À plein temps, Goliath, De nos frères blessés, L’ombre d’un mensonge
Notre camarade Christian Jeanbrau (63) nous propose une nouvelle rubrique mensuelle, autour du cinéma, qui rejoint nos deux rubriques consacrées à la musique (avec ou sans image). C’est un galop d’essai : ami lecteur, dis-nous tes satisfactions et tes critiques en commentaire ! c’est un des plaisirs du cinéma que de susciter des discussions passionnées…
Je n’ai jamais eu de chagrin qu’une séance de cinéma n’ait dissipé (Montesquieu, Pensées diverses)
Repentir : au vrai, Montesquieu a écrit « une heure de lecture… »
À PLEIN TEMPS
Réalisateur : Éric Gravel – 1 h 25
Laure Calamy est décidément épatante ! Le film roule à 200 à l’heure, c’est un tourbillon ininterrompu que l’actrice maîtrise avec une efficacité étonnante, jamais écrasée par l’accumulation sidérante des « emmerdes », entre son pavillon de banlieue et Paris que des grèves non précisées mais qui clonent celles de 1995 mettent au bout d’un chemin de croix. Elle tient bon, gère ses deux gosses, mère seule, et son dynamisme fait merveille et notre empathique admiration. Son statut provisoire de première femme de service dans un palace parisien est l’occasion d’un volet documentaire du film qui l’enrichit de manière instructive et réjouissante. Riche et dense. Mention bien !

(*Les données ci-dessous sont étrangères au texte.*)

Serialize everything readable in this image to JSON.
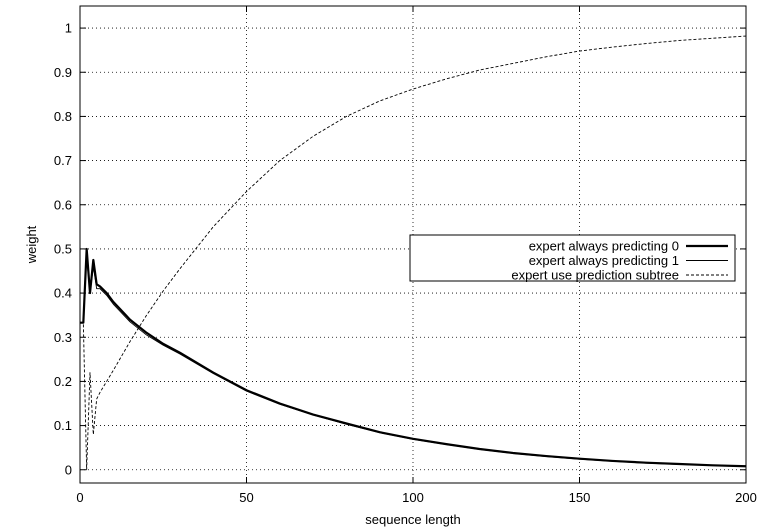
{
  "chart_data": {
    "type": "line",
    "xlabel": "sequence length",
    "ylabel": "weight",
    "xlim": [
      0,
      200
    ],
    "ylim": [
      -0.03,
      1.05
    ],
    "xticks": [
      0,
      50,
      100,
      150,
      200
    ],
    "yticks": [
      0,
      0.1,
      0.2,
      0.3,
      0.4,
      0.5,
      0.6,
      0.7,
      0.8,
      0.9,
      1
    ],
    "grid": true,
    "legend_position": "right",
    "series": [
      {
        "name": "expert always predicting 0",
        "style": "thick-solid",
        "x": [
          0,
          1,
          2,
          3,
          4,
          5,
          6,
          8,
          10,
          15,
          20,
          25,
          30,
          40,
          50,
          60,
          70,
          80,
          90,
          100,
          110,
          120,
          130,
          140,
          150,
          160,
          170,
          180,
          190,
          200
        ],
        "y": [
          0.333,
          0.333,
          0.5,
          0.4,
          0.475,
          0.42,
          0.415,
          0.4,
          0.38,
          0.34,
          0.31,
          0.285,
          0.265,
          0.22,
          0.18,
          0.15,
          0.125,
          0.105,
          0.085,
          0.07,
          0.058,
          0.047,
          0.038,
          0.031,
          0.025,
          0.02,
          0.016,
          0.013,
          0.01,
          0.008
        ]
      },
      {
        "name": "expert always predicting 1",
        "style": "thin-solid",
        "x": [
          0,
          1,
          2,
          3,
          4,
          5,
          6,
          8,
          10,
          15,
          20,
          25,
          30,
          40,
          50,
          60,
          70,
          80,
          90,
          100,
          110,
          120,
          130,
          140,
          150,
          160,
          170,
          180,
          190,
          200
        ],
        "y": [
          0.333,
          0.333,
          0.48,
          0.4,
          0.46,
          0.41,
          0.41,
          0.395,
          0.375,
          0.335,
          0.305,
          0.282,
          0.262,
          0.218,
          0.178,
          0.148,
          0.124,
          0.103,
          0.084,
          0.069,
          0.057,
          0.046,
          0.037,
          0.03,
          0.024,
          0.019,
          0.015,
          0.012,
          0.01,
          0.008
        ]
      },
      {
        "name": "expert use prediction subtree",
        "style": "dashed",
        "x": [
          0,
          1,
          2,
          3,
          4,
          5,
          6,
          8,
          10,
          15,
          20,
          25,
          30,
          40,
          50,
          60,
          70,
          80,
          90,
          100,
          110,
          120,
          130,
          140,
          150,
          160,
          170,
          180,
          190,
          200
        ],
        "y": [
          0.333,
          0.333,
          0.0,
          0.22,
          0.08,
          0.16,
          0.175,
          0.2,
          0.225,
          0.29,
          0.35,
          0.405,
          0.455,
          0.55,
          0.63,
          0.7,
          0.755,
          0.8,
          0.835,
          0.862,
          0.885,
          0.905,
          0.92,
          0.935,
          0.948,
          0.957,
          0.965,
          0.972,
          0.977,
          0.982
        ]
      }
    ]
  }
}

Site officiel du film À plein temps
GOLIATH
Réalisateur : Frédéric Tellier – 2 h 02
Assez bien mais trop
vu, cent fois, d’Erin Brockovich (en 2000) à Dark Waters (en 2019). Produits cancérogènes, dénonciation écolo, firmes immondes, lobbyistes infects (Pierre Niney, un dixième papa, neuf dixièmes ordure), paysans assassinés à petit feu, avocat valeureux (Gilles Lellouche, coiffé avec un pétard et passablement grossi), parents endeuillés calmés au carnet de chèques, etc. C’est l’habituelle protestation immobile, ça finit par lasser. Au fond, on sait tout ça, on l’a documenté, on nous l’a répété et on le croit, et on n’en tire aucune conséquence. La protestation cinématographique nous suffit. Réagir vraiment serait trop fatigant, trop inconfortable.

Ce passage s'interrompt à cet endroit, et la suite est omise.